Any stage where you have a team that needs decisions from you. Solo founders don't have this problem—yet.

Situation

Your calendar is full of "quick questions." Teams are blocked waiting for you. Strategic work keeps getting pushed.

Mindset

You want to delegate but struggle to let go. You need confidence that decisions will be made well without you.

Signs you're the bottleneck

"Can I get 5 minutes?" is your most-heard phrase

Your inbox has 50+ messages needing your input

Projects stall when you're traveling or sick

You know how decisions should be made but can't articulate it

Strategic thinking only happens on weekends or late nights

You've hired good people but still make most decisions

Frequently asked questions

How does Board of One help me delegate decisions?

By making your decision-making process explicit and documented. When you deliberate on a decision, Board of One captures the frameworks, criteria, and reasoning you use. These become reusable templates. Instead of someone asking "what would the founder do?", they can reference documented decision logic and make the call themselves.

What if I make different decisions than the system suggests?

That's valuable data. When you override a recommendation, you're teaching the system (and yourself) about implicit criteria that weren't captured. Over time, this surfaces your actual decision-making patterns—often revealing logic you didn't consciously articulate. The goal isn't to replace your judgment, but to externalize and scale it.

I'm afraid of losing control by delegating

The bottleneck usually isn't about control—it's about trust and information asymmetry. When decisions are documented with clear reasoning, you can review them asynchronously instead of being involved synchronously. You maintain oversight without being the blocker. And when something goes wrong, you have documentation to learn from.

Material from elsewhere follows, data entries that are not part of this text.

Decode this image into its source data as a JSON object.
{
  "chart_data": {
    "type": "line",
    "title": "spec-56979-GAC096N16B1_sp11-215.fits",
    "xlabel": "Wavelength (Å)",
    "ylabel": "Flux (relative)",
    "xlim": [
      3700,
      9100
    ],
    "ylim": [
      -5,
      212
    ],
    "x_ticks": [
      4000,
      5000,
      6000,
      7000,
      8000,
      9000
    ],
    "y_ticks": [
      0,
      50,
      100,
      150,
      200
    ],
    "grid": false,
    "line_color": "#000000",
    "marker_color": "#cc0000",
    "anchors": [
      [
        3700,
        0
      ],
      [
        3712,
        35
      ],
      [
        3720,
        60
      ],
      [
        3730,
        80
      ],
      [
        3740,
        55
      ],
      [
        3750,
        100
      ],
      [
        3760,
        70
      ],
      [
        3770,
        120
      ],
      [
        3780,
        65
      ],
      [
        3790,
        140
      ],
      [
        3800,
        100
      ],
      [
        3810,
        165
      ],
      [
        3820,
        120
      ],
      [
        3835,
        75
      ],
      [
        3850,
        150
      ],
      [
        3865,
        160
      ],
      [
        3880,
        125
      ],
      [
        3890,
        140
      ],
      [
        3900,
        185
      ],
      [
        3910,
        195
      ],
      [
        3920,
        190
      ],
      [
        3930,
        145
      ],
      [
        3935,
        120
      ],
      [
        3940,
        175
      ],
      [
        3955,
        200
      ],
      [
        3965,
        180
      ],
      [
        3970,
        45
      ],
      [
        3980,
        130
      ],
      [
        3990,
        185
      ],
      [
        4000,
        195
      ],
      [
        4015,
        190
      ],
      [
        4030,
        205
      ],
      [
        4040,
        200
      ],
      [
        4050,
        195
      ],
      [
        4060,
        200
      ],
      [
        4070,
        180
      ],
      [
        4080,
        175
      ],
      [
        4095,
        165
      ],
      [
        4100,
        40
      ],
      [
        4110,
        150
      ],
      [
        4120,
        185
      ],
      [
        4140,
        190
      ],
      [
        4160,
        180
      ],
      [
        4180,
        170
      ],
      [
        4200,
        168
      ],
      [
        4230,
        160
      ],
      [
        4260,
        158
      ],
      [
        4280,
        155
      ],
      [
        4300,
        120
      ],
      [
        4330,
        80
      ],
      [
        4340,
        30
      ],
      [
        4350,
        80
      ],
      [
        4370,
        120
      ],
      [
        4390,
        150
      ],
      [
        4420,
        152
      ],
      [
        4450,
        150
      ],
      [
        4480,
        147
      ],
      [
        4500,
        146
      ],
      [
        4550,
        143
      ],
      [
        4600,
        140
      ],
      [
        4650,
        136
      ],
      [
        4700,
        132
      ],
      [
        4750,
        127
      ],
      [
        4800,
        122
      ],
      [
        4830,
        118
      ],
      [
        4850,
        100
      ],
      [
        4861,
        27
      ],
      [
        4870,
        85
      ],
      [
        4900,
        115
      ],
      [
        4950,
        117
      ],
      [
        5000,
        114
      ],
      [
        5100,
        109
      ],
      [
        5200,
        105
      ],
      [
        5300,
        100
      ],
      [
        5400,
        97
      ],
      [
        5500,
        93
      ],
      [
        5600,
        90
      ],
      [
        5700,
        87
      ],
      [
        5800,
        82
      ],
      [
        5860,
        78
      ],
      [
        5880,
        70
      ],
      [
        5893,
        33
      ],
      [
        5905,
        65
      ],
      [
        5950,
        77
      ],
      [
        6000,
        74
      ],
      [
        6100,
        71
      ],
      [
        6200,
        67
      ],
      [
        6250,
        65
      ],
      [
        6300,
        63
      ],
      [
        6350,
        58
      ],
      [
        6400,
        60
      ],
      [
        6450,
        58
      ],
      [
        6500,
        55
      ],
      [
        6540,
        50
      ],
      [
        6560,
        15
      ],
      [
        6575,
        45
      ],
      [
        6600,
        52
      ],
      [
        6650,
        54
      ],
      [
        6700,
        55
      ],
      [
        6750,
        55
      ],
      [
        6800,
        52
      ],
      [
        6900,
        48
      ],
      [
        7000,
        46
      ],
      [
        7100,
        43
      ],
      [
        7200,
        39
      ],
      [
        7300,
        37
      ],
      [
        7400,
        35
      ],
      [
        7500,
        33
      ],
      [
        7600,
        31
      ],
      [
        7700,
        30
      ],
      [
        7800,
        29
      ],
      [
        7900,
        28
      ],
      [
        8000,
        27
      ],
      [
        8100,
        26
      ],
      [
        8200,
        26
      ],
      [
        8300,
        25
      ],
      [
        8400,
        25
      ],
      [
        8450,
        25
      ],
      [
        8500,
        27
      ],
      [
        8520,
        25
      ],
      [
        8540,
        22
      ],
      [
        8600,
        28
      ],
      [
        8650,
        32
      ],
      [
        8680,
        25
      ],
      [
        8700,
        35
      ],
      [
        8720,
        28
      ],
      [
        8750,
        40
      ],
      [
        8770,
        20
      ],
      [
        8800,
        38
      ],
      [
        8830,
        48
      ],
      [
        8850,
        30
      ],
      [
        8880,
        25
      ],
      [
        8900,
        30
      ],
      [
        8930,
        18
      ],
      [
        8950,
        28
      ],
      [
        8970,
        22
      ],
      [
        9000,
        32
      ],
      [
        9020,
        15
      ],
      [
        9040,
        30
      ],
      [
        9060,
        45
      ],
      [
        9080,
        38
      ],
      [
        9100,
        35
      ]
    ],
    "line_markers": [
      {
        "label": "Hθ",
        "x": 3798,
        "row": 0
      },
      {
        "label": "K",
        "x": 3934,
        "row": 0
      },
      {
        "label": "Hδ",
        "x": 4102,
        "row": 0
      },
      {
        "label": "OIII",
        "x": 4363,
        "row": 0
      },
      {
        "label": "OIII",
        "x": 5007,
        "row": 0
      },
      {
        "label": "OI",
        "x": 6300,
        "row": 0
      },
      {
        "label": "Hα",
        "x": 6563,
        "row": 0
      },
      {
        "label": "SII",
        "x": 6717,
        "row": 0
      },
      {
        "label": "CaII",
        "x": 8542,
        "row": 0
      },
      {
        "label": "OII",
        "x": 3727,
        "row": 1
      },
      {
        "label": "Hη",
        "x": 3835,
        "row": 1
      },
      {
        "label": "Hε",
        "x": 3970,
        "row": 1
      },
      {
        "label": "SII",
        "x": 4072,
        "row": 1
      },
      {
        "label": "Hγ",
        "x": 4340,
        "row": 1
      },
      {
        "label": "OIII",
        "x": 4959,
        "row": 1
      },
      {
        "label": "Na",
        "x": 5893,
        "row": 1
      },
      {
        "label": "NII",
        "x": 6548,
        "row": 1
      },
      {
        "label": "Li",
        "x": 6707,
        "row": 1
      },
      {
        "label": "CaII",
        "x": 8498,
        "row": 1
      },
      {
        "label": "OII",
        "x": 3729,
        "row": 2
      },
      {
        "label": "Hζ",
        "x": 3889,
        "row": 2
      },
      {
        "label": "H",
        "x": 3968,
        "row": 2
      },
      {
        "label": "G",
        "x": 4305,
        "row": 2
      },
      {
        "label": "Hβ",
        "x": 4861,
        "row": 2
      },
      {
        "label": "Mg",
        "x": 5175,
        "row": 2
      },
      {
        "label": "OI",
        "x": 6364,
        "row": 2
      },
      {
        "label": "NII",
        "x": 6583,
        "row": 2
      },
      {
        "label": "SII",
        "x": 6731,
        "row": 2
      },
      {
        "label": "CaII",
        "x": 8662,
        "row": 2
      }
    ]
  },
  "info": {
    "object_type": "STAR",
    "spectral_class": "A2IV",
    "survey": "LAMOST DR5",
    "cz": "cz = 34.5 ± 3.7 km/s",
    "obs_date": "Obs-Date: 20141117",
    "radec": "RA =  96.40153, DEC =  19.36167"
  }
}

Won't this just create more work documenting everything?

Board of One does the documentation automatically during the deliberation process. You think through the decision as you normally would, but the output is structured and searchable. The documentation is a byproduct of decision-making, not extra work. And the time saved by not being consulted on every similar decision far exceeds the time invested.

What kinds of decisions can be "delegated" this way?

Start with decisions that are frequent, have clear criteria, and where the downside of a suboptimal choice is manageable. Pricing exceptions, feature prioritization within guidelines, vendor selection under a threshold, hiring for defined roles. Keep strategic bets and high-stakes irreversible decisions with yourself—but those are rarer than you think.

How long until I see the bottleneck improve?

You'll feel it within a few weeks. The first time someone makes a decision by referencing a previous deliberation instead of scheduling a meeting with you—that's the moment. The compounding effect comes over months as your decision library grows and patterns emerge. Most founders report reclaiming 5-10 hours per week within the first month.